Son gilet est couvert de couleurs, de tâches d’huiles. J’imagine parfaitement les mouvements de ses mains quand il enfile ses gants comme un chirurgien avant une opération du cœur, son jean impeccable et ses chaussures en cuir, qu’il a achetées il y a vingt ans et dont il a pris soin comme de tous les objets qui l’entourent, elles-aussi pourtant vernies de peinture. Je me sens si proche de lui. Comme un musicien qui travaillerait avec le silence. Une musique sculptée pour la rétine.

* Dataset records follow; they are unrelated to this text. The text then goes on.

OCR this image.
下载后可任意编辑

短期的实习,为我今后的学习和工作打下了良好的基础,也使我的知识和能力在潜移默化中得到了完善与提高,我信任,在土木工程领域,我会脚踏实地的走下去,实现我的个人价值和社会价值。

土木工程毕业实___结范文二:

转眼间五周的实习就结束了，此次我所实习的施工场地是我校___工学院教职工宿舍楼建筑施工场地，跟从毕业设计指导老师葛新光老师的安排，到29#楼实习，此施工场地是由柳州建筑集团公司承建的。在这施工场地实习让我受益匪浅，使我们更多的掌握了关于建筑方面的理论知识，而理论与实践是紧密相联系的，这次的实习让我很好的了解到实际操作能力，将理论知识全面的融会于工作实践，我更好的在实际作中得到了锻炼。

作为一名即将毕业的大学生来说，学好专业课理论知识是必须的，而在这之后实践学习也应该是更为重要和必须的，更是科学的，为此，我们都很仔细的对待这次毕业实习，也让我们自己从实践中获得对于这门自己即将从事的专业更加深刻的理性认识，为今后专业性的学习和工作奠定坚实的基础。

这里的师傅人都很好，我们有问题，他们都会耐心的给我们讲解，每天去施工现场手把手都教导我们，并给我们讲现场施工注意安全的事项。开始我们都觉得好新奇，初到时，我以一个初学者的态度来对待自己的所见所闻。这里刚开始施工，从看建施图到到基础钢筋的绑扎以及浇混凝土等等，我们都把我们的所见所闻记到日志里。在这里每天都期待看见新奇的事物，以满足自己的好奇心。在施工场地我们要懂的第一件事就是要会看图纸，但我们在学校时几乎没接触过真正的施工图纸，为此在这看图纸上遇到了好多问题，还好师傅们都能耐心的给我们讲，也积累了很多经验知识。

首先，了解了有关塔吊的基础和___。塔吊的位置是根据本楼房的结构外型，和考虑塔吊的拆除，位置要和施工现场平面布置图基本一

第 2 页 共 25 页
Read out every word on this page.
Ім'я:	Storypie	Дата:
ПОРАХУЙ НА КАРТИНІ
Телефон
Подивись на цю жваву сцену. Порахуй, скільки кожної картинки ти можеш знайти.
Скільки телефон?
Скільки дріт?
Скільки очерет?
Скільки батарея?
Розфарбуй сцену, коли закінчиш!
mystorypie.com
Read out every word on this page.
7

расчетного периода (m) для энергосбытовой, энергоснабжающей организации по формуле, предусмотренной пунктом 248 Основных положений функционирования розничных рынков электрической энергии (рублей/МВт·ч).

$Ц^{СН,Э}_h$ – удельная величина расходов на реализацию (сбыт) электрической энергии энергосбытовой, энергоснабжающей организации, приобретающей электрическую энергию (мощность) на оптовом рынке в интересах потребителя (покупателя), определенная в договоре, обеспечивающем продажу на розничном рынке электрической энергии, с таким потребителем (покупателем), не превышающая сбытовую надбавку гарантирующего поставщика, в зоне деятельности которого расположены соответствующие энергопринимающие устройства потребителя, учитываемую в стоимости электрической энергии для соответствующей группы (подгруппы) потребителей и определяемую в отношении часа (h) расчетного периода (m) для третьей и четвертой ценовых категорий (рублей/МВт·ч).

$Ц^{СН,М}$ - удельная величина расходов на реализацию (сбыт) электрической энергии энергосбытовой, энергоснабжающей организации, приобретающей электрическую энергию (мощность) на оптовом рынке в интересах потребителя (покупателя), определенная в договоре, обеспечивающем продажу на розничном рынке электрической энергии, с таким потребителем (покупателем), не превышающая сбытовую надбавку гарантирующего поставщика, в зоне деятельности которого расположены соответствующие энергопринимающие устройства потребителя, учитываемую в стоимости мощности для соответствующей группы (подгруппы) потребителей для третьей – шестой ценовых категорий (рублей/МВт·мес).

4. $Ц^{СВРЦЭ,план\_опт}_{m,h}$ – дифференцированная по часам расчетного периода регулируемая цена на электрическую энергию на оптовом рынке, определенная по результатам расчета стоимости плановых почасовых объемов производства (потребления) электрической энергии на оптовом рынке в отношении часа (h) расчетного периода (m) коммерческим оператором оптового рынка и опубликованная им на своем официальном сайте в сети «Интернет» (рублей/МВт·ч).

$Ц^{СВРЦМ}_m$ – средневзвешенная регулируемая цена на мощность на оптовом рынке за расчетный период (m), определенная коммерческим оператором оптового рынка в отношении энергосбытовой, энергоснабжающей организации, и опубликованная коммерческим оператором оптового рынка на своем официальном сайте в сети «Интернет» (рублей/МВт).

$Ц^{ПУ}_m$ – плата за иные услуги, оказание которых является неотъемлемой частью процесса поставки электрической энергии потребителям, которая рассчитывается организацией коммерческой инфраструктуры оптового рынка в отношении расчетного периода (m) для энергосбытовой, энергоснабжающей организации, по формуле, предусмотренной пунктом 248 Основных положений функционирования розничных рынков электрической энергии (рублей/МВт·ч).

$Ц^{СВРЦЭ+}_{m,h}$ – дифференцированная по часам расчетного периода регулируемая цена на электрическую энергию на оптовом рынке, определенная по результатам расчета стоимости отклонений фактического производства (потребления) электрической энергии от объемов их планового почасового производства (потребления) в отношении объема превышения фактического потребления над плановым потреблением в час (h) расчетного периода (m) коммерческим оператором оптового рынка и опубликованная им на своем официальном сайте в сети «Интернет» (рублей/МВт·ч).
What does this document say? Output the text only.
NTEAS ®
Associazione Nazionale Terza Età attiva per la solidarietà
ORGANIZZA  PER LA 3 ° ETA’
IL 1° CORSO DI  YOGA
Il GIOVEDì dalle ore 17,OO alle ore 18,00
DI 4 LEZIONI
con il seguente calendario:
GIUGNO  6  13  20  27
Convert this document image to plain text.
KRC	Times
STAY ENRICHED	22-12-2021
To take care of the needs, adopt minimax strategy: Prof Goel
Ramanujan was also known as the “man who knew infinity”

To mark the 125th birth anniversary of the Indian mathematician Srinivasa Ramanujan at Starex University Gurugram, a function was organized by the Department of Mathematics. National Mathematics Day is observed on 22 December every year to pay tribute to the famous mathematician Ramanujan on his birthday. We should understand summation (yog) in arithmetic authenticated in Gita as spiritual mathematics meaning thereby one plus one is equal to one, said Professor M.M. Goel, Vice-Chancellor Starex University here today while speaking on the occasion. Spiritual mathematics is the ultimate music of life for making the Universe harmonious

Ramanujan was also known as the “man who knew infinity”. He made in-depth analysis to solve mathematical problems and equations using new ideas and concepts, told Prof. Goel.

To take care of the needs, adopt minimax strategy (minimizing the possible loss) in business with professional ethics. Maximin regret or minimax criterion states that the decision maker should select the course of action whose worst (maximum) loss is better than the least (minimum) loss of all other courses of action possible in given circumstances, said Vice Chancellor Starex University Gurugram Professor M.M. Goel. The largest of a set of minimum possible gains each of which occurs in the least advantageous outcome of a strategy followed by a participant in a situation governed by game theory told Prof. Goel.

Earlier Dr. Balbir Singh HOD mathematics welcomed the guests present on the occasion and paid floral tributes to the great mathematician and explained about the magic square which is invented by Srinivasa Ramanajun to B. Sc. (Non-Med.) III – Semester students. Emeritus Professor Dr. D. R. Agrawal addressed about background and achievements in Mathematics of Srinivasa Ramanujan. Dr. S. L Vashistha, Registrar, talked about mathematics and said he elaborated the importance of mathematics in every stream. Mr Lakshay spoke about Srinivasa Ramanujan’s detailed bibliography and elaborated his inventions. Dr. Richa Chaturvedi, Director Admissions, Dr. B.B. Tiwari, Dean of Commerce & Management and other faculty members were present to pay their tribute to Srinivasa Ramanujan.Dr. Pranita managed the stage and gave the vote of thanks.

J’apprends que Monet, à la fin de sa vie, avait la cataracte. Qu’il était presque aveugle. Je regarde les Nymphéas, et je pense que le matériau des Nymphéas, ce n’est peut-être pas le jardin, ce n’est peut-être pas Giverny, mais c’est la mémoire. Une mémoire trouble, faite d’émotions, de peur, faite aussi surement des rêves et des terreurs d’une époque. Terreurs de la guerre, et terreurs donc inépuisables. Et Monet, plongé dans le noir, dans un réel de plus en plus trouble, de plus en plus flou, peut-être enfin de plus en plus vrai, fait émerger depuis l’endroit enfoui de la mémoire, de ce qui est perdu et qui pourtant existe, des fleurs, des arbres, des ciels, qui racontent le revers du monde. Je pense à l’étymologie du mot désir, desiderare, ressentir le manque de l’étoile, et j’imagine Monet dans le noir, faire émerger de sa mémoire ce jardin irréel pour tenter de rattraper l’étoile au vol, de la rappeler, de l’imaginer, puisqu’elle s’est rendue invisible. Ce qu’on vient chercher dans les Nymphéas, ce n’est peut-être pas tant la paix stabilisée d’un jardin d’Eden perdu et retrouvé, que de trouer la surface trouble du monde, la surface trouble de la paix, pour saisir le mouvement infini, les teintes innommables, la mémoire arrachée, le château des ombres, le revers de la vue. On vient faire l’expérience de la perte de vue, pour mieux voir. Quelque chose de l’ordre des anciennes pythies grecques. Ou de l’expérience la plus heureuse possible de la mélancolie. Créer à partir du manque un monde qu’on parie plus puissant encore que celui qui a été effectivement perdu et qui ne reviendra pas. Dire à la mélancolie qu’elle est une arme d’une puissance inouïe. Merci pour le manque. Merci pour le mouvement, pour la transformation, pour les étoiles qui nous habitent chacun en silence, celles qui n’existent pas encore et qu’on pourrait peut-être un jour apprendre à faire advenir collectivement. Merci pour le jardin d’Eden qui ne fleurit pas dans le passé mais bien dans le futur, et c’est ce qu’on découvre en s’immergeant dans ces panneaux creusés dans la langue de silex du silence, protégés quelque part sous une verrière, à l’extrémité d’une terrasse du bord de la seine, dans le jardin des Tuileries.